Por Guy Perelmuter, engenheiro da computação e mestre em Inteligência Artificial
O navio cargueiro Ever Given — com 400 metros de comprimento, quase do mesmo tamanho que o Empire State Building — encalhou durante praticamente uma semana em março de 2021 no Canal de Suez, bloqueando o fluxo de uma das principais rotas náuticas do planeta. Este foi provavelmente o episódio mais filmado, fotografado e comentado nos mais de 150 anos de história dos 193 km que ligam o Mar Vermelho ao Mediterrâneo e formam a principal rota comercial entre a Ásia e a Europa.
Quando o canal foi liberado novamente, após uma complexa operação que envolveu uma frota de rebocadores, dragas e equipes de salvamento, cerca de 450 embarcações aguardavam passagem (sem considerar aquelas que foram desviadas e tiveram suas viagens aumentadas em cerca de 6,5 mil quilômetros). De acordo com a Lloyd’s List, uma das principais fontes de notícias e análises da indústria de navegação de carga, o volume de bens impedidos de circular pelo canal era de aproximadamente US$ 10 bilhões por dia.
Em nossa última coluna, falamos sobre estruturas de governança — uma cadeia de pessoas e processos cujo bom funcionamento irá definir o sucesso ou fracasso de determinado negócio ou instituição. Agora, uma das cadeias mais complexas do planeta — a cadeia logística — está passando por uma série de desafios que vêm gerando questionamentos e a elaboração de potenciais novas estratégias com impactos relevantes tanto políticos quanto econômicos e tecnológicos.
É possível associar o início desta crise à pandemia da covid-19, que gerou um descompasso entre oferta e demanda. Muitas empresas acreditaram que a recessão causada pelo vírus iria gerar uma diminuição na demanda por produtos, mas o que acabou ocorrendo foi bem diferente: o nível de consumo, especialmente via comércio eletrônico, aumentou significativamente (possivelmente porque o dinheiro que as pessoas não estavam gastando em restaurantes, cinemas, hotéis, passagens aéreas e afins acabou sendo utilizado em outros produtos). O documentário Chain Reaction (em português, “Reação em Cadeia”), do Wall Street Journal, resume em seu subtítulo a dimensão do problema: why global supply chains may never be the same (algo como “porquê cadeias de suprimento globais podem nunca mais serem as mesmas”).

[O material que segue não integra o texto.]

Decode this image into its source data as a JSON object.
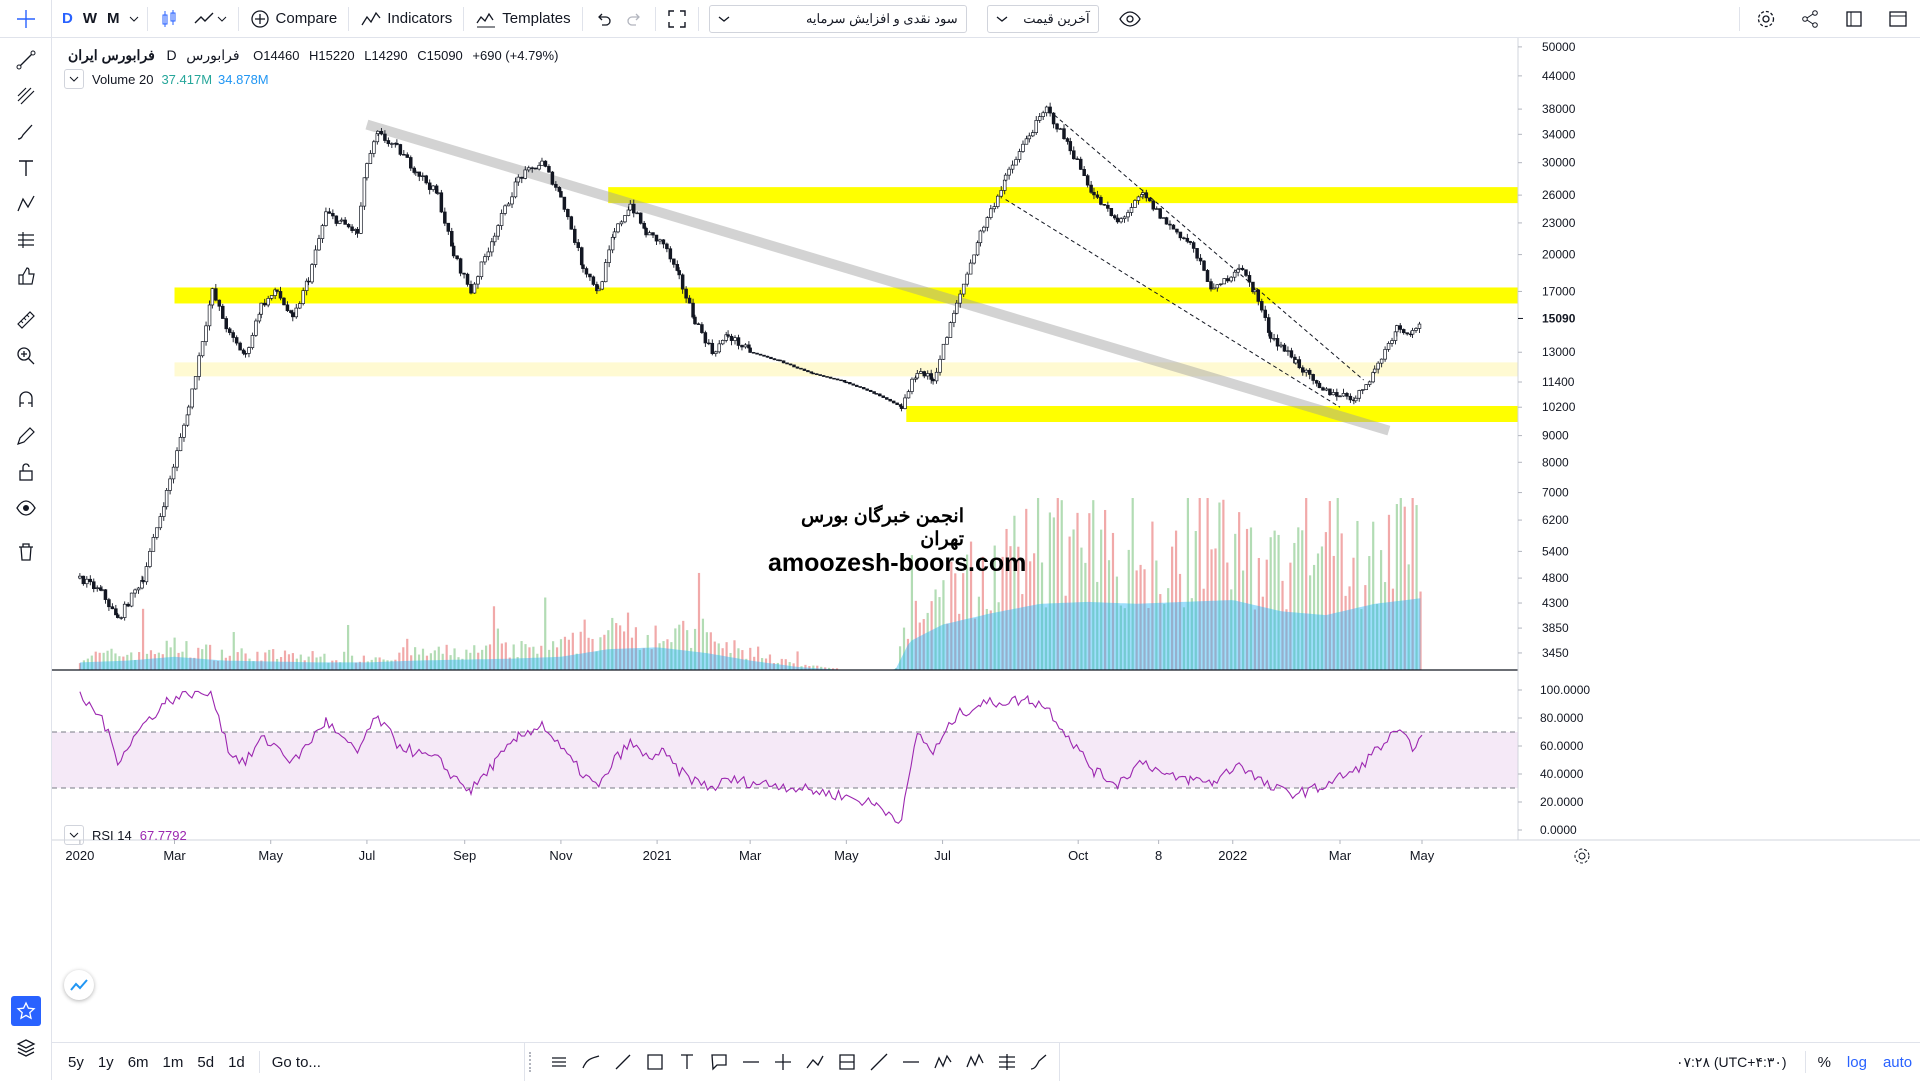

Antes de explorarmos os desdobramentos deste cenário é importante entender como chegamos até o modelo atual que rege a lógica da manufatura e do transporte de bens. Basicamente, a busca por regiões onde a mão de obra e a disponibilidade de matéria-prima são suficientemente baratas, aliada a formas eficientes para transportar os produtos fabricados até o consumidor final estabeleceram as regras para a estruturação das cadeias logísticas globais. E, por essa razão, um grande número de produtos precisa cruzar o planeta para chegar até você.
comércio eletrônico experimentou um forte crescimento durante a pandemia: de acordo com a International Trade Administration (“Administração de Comércio Internacional”, órgão do Departamento de Comércio do governo dos Estados Unidos), em 2018 o percentual das vendas globais de varejo realizadas online era de 12,2%. Em 2019, este número estava em 13,6%, e em 2020 saltou para 18%. As estimativas para o final de 2022 ultrapassam os 20%. Ainda de acordo com eles, os três países com o maior aumento no número de negócios passando a realizar vendas online como uma alternativa às compras presenciais foram o Brasil, a Espanha e o Japão.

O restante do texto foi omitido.